Another important part of your question is about dropping references. References do not implement Drop; they have no drop logic and are also Copy (which would conflict with Drop). Though since types holding a lifetime can "lock out" mutations or other action on the referent, it is important to know when this "lock" stops being held. Since non-lexical lifetimes were introduced, this is no longer related to the scope of the reference, but rather ends when the reference is last used. So explicitly dropping references (by introducing a scope) is not ever needed.

Lets consider an example using your function but from a caller's perspective:

fn main() {
    let mut vec_a = vec![1, 2, 3];
    let mut vec_b = vec![4, 5, 6];
    
    let min = get_min(&vec_a, &vec_b, 0);
    
    println!("the minimum is: {min}");
    
    vec_a.clear();
    vec_b.clear();
}

The scope of min starts from its declaration until the end of main. However, if that were the lifetime that it borrowed from vec_a or vec_b, then the .clear() calls would conflict and trigger a compiler error. Instead the compiler allows this since you aren't accessing min after the println! statement and thus that is where the lifetime of 'a ends.

So to answer your question:

If the returned reference goes out of scope, will it be dropped, even if the vectors continue not to be dropped?

The returned reference need not be the lifetime of the vectors, and will most likely be much shorter. If references held on forever that would severely limit what you could do.

In my case, the vectors stay around for the duration of the program, and I don't want the returned reference to.

Even if vec_a and vec_b were created statically and thus have a 'static lifetime, references derived from them will borrow from them as small a lifetime as the compiler can make them.

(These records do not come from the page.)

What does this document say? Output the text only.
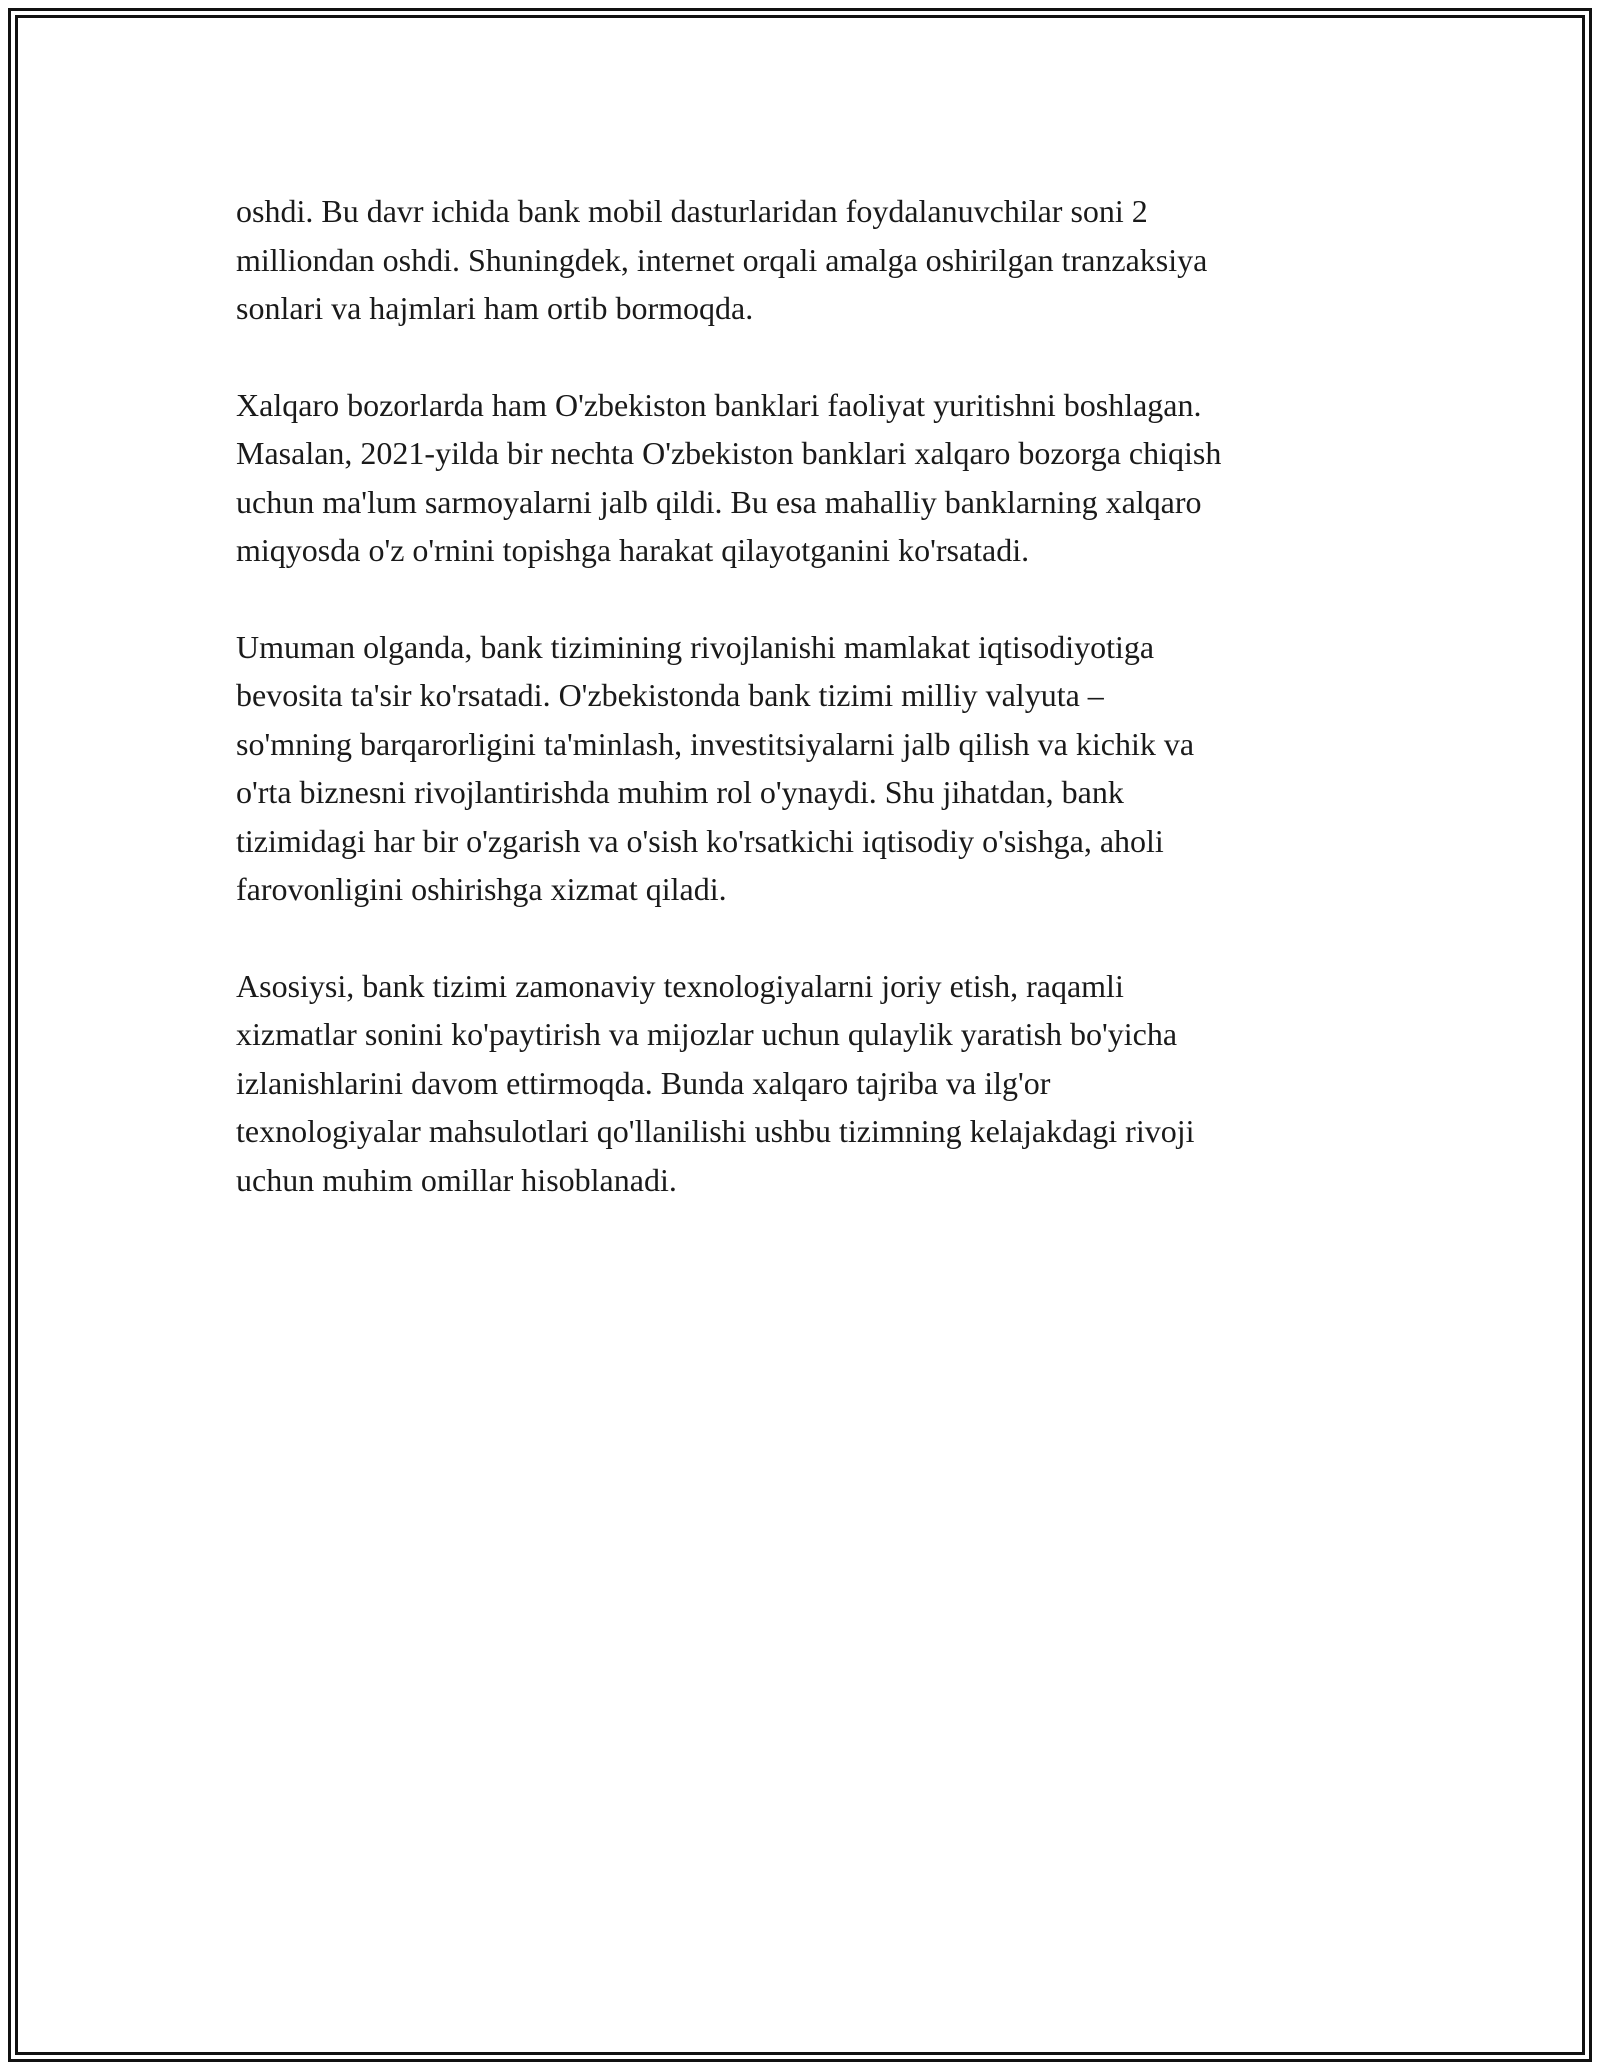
oshdi. Bu davr ichida bank mobil dasturlaridan foydalanuvchilar soni 2
milliondan oshdi. Shuningdek, internet orqali amalga oshirilgan tranzaksiya
sonlari va hajmlari ham ortib bormoqda.

Xalqaro bozorlarda ham O'zbekiston banklari faoliyat yuritishni boshlagan.
Masalan, 2021-yilda bir nechta O'zbekiston banklari xalqaro bozorga chiqish
uchun ma'lum sarmoyalarni jalb qildi. Bu esa mahalliy banklarning xalqaro
miqyosda o'z o'rnini topishga harakat qilayotganini ko'rsatadi.

Umuman olganda, bank tizimining rivojlanishi mamlakat iqtisodiyotiga
bevosita ta'sir ko'rsatadi. O'zbekistonda bank tizimi milliy valyuta –
so'mning barqarorligini ta'minlash, investitsiyalarni jalb qilish va kichik va
o'rta biznesni rivojlantirishda muhim rol o'ynaydi. Shu jihatdan, bank
tizimidagi har bir o'zgarish va o'sish ko'rsatkichi iqtisodiy o'sishga, aholi
farovonligini oshirishga xizmat qiladi.

Asosiysi, bank tizimi zamonaviy texnologiyalarni joriy etish, raqamli
xizmatlar sonini ko'paytirish va mijozlar uchun qulaylik yaratish bo'yicha
izlanishlarini davom ettirmoqda. Bunda xalqaro tajriba va ilg'or
texnologiyalar mahsulotlari qo'llanilishi ushbu tizimning kelajakdagi rivoji
uchun muhim omillar hisoblanadi.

As a side note, the additional lifetimes 'b and 'c are not necessary here. Since left and right are immutable references, and thus are covariant with respect to their lifetime, their lifetimes will already be as small as possible as deduced at the callsite (just enough to support 'a). In this case a single lifetime is sufficient and expresses the same constraints:

fn get_min<'a, T: PartialOrd + Ord>(left: &'a Vec<T>, right: &'a Vec<T>, index: usize) -> &'a T {
    ...
}